Kaltenkirchen. Eine alte Frau schiebt ihr Fahrrad an den Stand heran. "Kann ich einen Prospekt bekommen?" Jan Scherping, der mit Uwe Bruhns in Kaltenkirchen für den SSW wirbt, gibt ihr einen blau-gelben Flyer. "Werden Sie SSW wählen?", fragt er. "Natürlich, das mache ich doch immer", entgegnet die weißhaarige Frau. Bruhns ahnt etwas. "Hvor kommer du fra?" ("Wo kommst du her?") Die Augen der Frau leuchten. "Eigentlich aus Flensborg", antwortet sie auf Dänisch. Und schon ist auf dem kargen Platz vor dem Kaltenkirchener Rathaus eine gemütliche "danske" Plauderei im Gang.

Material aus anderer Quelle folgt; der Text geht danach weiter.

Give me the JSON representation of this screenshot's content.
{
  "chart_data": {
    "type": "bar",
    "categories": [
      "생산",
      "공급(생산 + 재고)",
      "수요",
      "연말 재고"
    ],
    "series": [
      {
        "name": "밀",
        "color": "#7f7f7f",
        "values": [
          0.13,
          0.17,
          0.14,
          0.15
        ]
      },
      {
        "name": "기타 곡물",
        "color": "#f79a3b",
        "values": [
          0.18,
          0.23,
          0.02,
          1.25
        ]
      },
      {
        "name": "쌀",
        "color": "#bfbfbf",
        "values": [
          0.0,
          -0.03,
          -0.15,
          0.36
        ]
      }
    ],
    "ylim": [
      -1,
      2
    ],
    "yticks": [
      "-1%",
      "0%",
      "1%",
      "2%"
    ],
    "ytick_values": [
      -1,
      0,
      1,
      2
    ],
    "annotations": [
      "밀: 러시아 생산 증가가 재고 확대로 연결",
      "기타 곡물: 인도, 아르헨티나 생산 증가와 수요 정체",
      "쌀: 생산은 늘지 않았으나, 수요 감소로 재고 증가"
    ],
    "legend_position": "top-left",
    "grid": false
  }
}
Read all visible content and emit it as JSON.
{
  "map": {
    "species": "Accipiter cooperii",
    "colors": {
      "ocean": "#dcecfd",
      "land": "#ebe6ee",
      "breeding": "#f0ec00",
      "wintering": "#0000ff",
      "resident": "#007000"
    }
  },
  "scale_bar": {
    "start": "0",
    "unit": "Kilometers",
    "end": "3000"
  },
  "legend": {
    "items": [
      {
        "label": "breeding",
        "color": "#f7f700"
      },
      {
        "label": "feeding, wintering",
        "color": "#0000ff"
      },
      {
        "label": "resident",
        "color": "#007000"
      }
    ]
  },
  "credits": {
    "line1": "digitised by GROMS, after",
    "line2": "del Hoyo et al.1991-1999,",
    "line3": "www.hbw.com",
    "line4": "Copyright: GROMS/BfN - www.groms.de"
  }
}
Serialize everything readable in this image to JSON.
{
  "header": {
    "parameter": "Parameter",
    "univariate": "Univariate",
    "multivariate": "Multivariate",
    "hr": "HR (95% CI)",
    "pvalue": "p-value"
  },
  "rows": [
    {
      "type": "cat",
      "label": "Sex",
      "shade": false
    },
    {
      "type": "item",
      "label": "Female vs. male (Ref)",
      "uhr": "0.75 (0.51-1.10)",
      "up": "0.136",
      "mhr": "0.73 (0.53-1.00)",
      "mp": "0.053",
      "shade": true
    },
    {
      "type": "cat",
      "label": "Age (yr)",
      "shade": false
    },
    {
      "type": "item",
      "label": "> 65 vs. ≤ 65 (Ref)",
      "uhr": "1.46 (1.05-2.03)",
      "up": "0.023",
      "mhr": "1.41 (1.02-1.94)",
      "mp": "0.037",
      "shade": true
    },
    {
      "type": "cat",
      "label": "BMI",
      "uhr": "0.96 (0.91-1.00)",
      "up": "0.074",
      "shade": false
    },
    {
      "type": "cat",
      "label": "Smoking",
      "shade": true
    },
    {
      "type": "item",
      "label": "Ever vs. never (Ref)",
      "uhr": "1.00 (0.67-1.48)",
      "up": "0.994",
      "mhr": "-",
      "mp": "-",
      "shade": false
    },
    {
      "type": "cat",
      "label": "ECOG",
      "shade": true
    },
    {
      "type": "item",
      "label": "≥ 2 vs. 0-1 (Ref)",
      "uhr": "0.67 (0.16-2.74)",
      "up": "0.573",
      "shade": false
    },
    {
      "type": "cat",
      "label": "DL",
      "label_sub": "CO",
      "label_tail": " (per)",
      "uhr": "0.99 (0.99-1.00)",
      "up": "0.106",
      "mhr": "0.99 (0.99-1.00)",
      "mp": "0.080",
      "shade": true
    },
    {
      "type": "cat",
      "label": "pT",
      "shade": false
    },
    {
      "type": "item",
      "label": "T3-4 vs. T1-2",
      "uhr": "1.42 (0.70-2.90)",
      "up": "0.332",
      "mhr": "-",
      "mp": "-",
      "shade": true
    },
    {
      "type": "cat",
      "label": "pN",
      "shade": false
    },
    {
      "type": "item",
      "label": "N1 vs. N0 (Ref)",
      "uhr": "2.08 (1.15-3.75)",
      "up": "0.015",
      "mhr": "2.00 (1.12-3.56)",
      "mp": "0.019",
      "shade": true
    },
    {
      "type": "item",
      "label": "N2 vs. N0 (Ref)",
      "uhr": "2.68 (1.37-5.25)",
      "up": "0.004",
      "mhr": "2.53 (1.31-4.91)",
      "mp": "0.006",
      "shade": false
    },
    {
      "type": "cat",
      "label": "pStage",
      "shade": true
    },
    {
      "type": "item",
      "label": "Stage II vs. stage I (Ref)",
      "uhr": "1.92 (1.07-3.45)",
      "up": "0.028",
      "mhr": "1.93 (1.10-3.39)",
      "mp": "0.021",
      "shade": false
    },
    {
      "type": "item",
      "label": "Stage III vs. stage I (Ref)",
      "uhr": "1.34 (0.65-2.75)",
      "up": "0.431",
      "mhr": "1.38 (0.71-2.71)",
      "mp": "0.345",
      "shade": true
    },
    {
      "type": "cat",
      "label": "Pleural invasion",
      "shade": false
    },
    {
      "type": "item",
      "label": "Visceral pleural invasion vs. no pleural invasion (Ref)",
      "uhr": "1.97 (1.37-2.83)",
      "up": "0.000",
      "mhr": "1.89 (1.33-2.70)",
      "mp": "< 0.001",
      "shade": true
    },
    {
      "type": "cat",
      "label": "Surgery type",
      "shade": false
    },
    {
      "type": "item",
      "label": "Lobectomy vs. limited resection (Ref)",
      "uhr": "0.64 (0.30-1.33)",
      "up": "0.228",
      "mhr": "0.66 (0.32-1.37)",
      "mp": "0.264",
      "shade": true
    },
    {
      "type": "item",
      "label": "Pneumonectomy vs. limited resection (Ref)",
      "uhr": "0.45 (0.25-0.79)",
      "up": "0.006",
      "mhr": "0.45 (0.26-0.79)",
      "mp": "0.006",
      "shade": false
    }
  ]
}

Scherping und Bruhns macht der Wahlkampf in der Diaspora sichtlich Spaß. Scherping, 51, lebt in Norderstedt, also im tiefsten Holstein, weit weg von der deutsch-dänischen Grenze, die nach einer Volksabstimmung 1920 gezogen wurde und zwei Minderheiten hinterließ - in Dänemark die deutschen Nordschleswiger, in Schleswig-Holstein die dänischen Südschleswiger. Bruhns, 75, lebt noch weiter entfernt von der Grenze. Der Rentner kommt aus Hamburg, darf also bei der Wahl zum Kieler Landtag am 6. Mai nicht mitstimmen. Dennoch haben beide beschlossen, einen Teil des Wochenendes dem Südschleswigschen Wählerverband zu opfern und vor dem schmucklosen 80er-Jahre-Bau in Kaltenkirchen den anderen Parteien Paroli zu bieten. Links vom SSW haben die Piraten ihren Infostand aufgebaut, schräg rechts steht die SPD, weiter hinten die CDU und ganz am Rand die FDP. Nur von den Grünen ist an diesem Tag nichts zu sehen.
Mit der SPD verstehen Scherping und Bruhns sich auf Anhieb. Eine in die Jahre gekommene Genossin kommt herüber, tauscht SPD-Schokoherzen gegen SSW-Bonbons und sagt: "Wär doch schön, 'ne Koalition zwischen uns, oder?!" Scherping und Bruhns nicken, erzählen von den Problemen, ihre Lieblingspartei SSW zu wählen. In Hamburg steht die Partei der dänischen Minderheit nicht auf dem Wahlzettel. Bruhns macht sein Kreuz ersatzweise bei der SPD. In ganz Holstein ist der SSW erst seit 1997 wählbar. Scherping, der vorher für SPD und Grüne stimmte, wählt seitdem die Dänen mit deutschem Pass. Seit 2005 ist er Mitglied des SSW und trägt den Kurs der Minderheitenpartei voll mit. Rot, Grün und SSW - aus seiner Sicht ist das eine stimmige Kombination.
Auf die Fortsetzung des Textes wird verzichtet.